9 Parenting Strategies that Encourage Truth Telling



Are you concerned about your child telling the truth?  Do you feel like he is deceitful more than honest?

It can be baffling to know what to do when your child tells "tall tales" or embellishes stories. Try these strategies to encourage your kids to level with you.

9 Parenting Strategies that Encourage Truth Telling

1. Set a good example.

The most important thing you can do is to demonstrate the importance of honesty in your own daily activities. Pay the full ticket price or meal price for kids who look small for their age. Resist making excuses when you get a parking ticket. Take responsibility.

2. Get to the root of the problem. 

Kids may lie for many reasons. Often, they’re trying to avoid being punished. It may be that they are afraid of disappointing you. Or they may even be trying to conceal unpleasant facts from themselves! (Imagine that!) When you know what your child is feeling, you’re better positioned to respond appropriately.

3. Reward the truth.

Let your kids know that honesty pays. Even if they accidentally break a neighbor’s window when they’re playing softball, praise them for coming clean about it.

4. Be reasonable.

Kids are more likely to cover things up if they’re unsure what will happen to them or if they fear punishment. Try to be consistent with how you provide guidance and discipline. You set the rules for your own household, but it may be helpful to survey what other parents do in the same circumstances.  If you feel at a loss for the best way to parent, read parenting book.  Bloom: 50 Things to Say, Think and Do with Anxious, Angry and Over-the-Top Kids (Kenney and Young, May 2015) provides the most effective ways I know to provide fairness and balance when guiding and disciplining children.

5. Values Matter.

Begin early with discussing values with your kids. Talk about the benefits of being honest and treating people well. Use examples from everyday life, popular television shows or the daily news to illustrate your points.

6. Keep calm.

This is one of the single-most important tips I could ever share with parents.  Your emotions set the tone for the entire household.  As adults, we must keep our own emotions in check if we hope to ever teach our children to do the same. Your kids can pay much better attention to an adult role-model who is speaking at a normal decible. While it can be distressing to find out your child deceived you, focus on resolving the conflict.

7. Make it easy.

Make it as easy as possible for your kids to be honest. If you already know they told a fib, ask them how you can work together to improve the situation instead of putting them on the spot to elicit a confession.

8. Benefit of the doubt.

Some studies claim that people lie three times a day or more. Still, that means we’re telling the truth most of the time. Give your kids the benefit of the doubt to preserve trust and harmony.
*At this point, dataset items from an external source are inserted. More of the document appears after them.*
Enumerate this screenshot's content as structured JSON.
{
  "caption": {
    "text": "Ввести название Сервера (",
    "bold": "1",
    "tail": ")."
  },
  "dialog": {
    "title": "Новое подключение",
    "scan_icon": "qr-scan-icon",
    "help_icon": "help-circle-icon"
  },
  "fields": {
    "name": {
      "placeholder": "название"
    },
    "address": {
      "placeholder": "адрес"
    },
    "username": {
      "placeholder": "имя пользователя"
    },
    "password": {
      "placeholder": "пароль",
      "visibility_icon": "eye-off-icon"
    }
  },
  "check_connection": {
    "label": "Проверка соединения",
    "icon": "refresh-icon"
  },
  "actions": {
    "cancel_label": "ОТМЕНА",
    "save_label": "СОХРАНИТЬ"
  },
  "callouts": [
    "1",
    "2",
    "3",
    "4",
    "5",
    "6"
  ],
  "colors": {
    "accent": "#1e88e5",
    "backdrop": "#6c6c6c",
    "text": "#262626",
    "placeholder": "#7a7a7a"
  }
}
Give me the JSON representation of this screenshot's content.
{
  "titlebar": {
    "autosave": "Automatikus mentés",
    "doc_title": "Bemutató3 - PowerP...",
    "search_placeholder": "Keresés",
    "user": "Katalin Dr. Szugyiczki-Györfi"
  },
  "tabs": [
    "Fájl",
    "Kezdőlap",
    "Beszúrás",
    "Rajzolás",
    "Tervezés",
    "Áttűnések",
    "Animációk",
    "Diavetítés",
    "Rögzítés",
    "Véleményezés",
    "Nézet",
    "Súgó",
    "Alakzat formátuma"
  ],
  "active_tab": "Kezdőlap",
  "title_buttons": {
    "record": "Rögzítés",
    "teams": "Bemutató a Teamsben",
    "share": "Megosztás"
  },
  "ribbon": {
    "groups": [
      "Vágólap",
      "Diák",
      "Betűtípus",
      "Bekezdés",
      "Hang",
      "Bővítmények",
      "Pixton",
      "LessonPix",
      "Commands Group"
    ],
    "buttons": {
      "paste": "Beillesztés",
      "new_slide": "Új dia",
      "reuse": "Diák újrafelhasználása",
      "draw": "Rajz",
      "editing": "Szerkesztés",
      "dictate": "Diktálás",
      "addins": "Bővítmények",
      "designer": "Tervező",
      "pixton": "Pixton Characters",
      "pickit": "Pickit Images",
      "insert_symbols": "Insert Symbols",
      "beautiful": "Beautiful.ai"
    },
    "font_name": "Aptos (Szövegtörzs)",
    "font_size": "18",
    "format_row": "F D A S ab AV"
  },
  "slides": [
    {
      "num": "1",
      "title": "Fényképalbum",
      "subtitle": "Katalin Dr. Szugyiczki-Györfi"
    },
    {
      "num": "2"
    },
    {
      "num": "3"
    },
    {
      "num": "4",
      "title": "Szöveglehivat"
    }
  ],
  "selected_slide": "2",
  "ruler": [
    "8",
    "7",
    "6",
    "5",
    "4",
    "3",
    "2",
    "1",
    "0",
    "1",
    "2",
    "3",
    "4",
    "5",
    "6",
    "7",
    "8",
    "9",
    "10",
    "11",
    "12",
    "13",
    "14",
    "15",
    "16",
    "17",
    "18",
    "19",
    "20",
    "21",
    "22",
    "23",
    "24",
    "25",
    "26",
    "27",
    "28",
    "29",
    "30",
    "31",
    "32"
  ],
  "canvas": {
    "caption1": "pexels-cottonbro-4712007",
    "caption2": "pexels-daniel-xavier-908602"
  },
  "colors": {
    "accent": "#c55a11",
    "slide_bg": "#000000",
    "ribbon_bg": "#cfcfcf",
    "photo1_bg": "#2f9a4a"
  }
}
9. Seek professional help.

If you’re concerned that your child shows destructive patterns of deception, consider professional counseling or therapy to learn more effective ways to interact.  This is best done as soon as you see emerging patterns, rather than waiting for things to escalate.  (In this case, we are talking about ongoing lying, even about things that are of little consequence.  Such would be the case with kids over the age of 5 or 6.)